Se avecinan las elecciones presidenciales más electrizantes, impredecibles y competitivas de la reciente historia republicana del Ecuador. Palpitantes. Cerradas. De pronóstico reservado, como dicen los periodistas deportivos. No aptas para cardiacos, de acuerdo con ciertos otros sectores de la prensa, en estos días memorables, más libre y vigorosa que nunca. Engullo todos los periódicos en busca de detalles sobre las propuestas de los candidatos. Prácticamente quemo la radio a la espera de sus intervenciones y propuestas. Surfeo la red con desesperación, para enterarme al segundo de todas las novedades sobre sus equipos de trabajo y sus planes de gobierno.
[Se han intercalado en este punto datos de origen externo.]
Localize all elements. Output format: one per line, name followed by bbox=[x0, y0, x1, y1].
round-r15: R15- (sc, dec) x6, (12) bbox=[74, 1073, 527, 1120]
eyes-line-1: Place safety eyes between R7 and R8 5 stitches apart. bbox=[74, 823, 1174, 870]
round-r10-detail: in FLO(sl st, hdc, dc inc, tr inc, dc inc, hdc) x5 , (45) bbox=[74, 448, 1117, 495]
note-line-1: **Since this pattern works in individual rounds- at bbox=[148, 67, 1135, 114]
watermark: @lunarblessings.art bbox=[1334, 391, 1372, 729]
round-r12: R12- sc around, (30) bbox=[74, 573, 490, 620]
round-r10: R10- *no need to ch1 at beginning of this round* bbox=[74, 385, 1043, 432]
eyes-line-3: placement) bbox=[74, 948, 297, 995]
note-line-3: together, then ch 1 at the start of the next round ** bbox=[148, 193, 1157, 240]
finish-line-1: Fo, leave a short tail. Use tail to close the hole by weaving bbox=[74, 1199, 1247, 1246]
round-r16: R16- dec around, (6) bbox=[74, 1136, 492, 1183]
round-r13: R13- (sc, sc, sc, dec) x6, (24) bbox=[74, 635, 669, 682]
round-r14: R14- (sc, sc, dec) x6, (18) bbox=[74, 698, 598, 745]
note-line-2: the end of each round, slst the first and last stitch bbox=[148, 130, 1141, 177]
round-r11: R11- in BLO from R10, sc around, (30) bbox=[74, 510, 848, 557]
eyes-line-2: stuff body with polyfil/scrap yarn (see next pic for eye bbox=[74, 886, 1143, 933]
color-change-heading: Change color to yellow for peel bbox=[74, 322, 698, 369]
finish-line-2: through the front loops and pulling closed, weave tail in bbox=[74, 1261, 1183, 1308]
He estado esperando con ansias –al filo de la silla, comiéndome las uñas- que empiece esta (nueva) campaña electoral. Seguro que será inolvidable. Seguro que será inmortalizada como la más equitativa, pareja y justa de los tiempos recientes. Todos los candidatos tienen la misma oportunidad de hacer publicidad electoral y eso ciertamente hace recuperar la fe en la democracia y en nuestras sólidas e impersonales instituciones. La altura del debate no le pide favor a los grandes enfrentamientos dialécticos de la historia de la humanidad: Disraeli y Gladstone, Churchill fustigando a los pacificadores, todos en la Cámara de los Comunes. El orgullo de Demóstenes y de Pericles. Vivimos nuestra propia época de oro, qué duda cabe.
Tenemos que agradecerle entusiastamente a la autoridad electoral, porque ha actuado con el más ferviente sentido patriótico y con milimétrico apego a la ley. Qué autoridad tan despierta y tan aguda. Qué autoridad tan pendiente de todas las violaciones a las reglas. Esta autoridad debería ser la envidia del mundo civilizado: qué severa con los candidatos oficiales, qué imparcial, qué objetiva, qué justa. Si todos los países contaran con autoridades así, la democracia florecería allí donde reina el autoritarismo, las repúblicas destronarían al despotismo y los regímenes autoritarios desaparecerían de la faz de la tierra. Qué orgullo. Como para inflar el pecho. [Nota a mí mismo: cuando se acabe este período, en cuatro años (sic), hay que organizarles un homenaje y acordarse de las condecoraciones. Fin de la nota] No puedo esperar a que llegue ese glorioso domingo (espero que sea soleado) de febrero. No puedo esperar –incluso he empezado a fumar- para acercarme a la junta receptora del voto y acariciar el material electoral, palparlo, sentirlo en mis manos. Quiero emplasticar mi papelito y comer una empanada de morocho tibia.
Ya tengo todo preparado para sentarme frente a la televisión, de ser posible en alta definición, para conocer de primera mano los estrechos resultados de las elecciones. Ya quiero volver al recinto para depositar mi sufragio en la segunda vuelta. Señor vocal, ¿dónde firmo?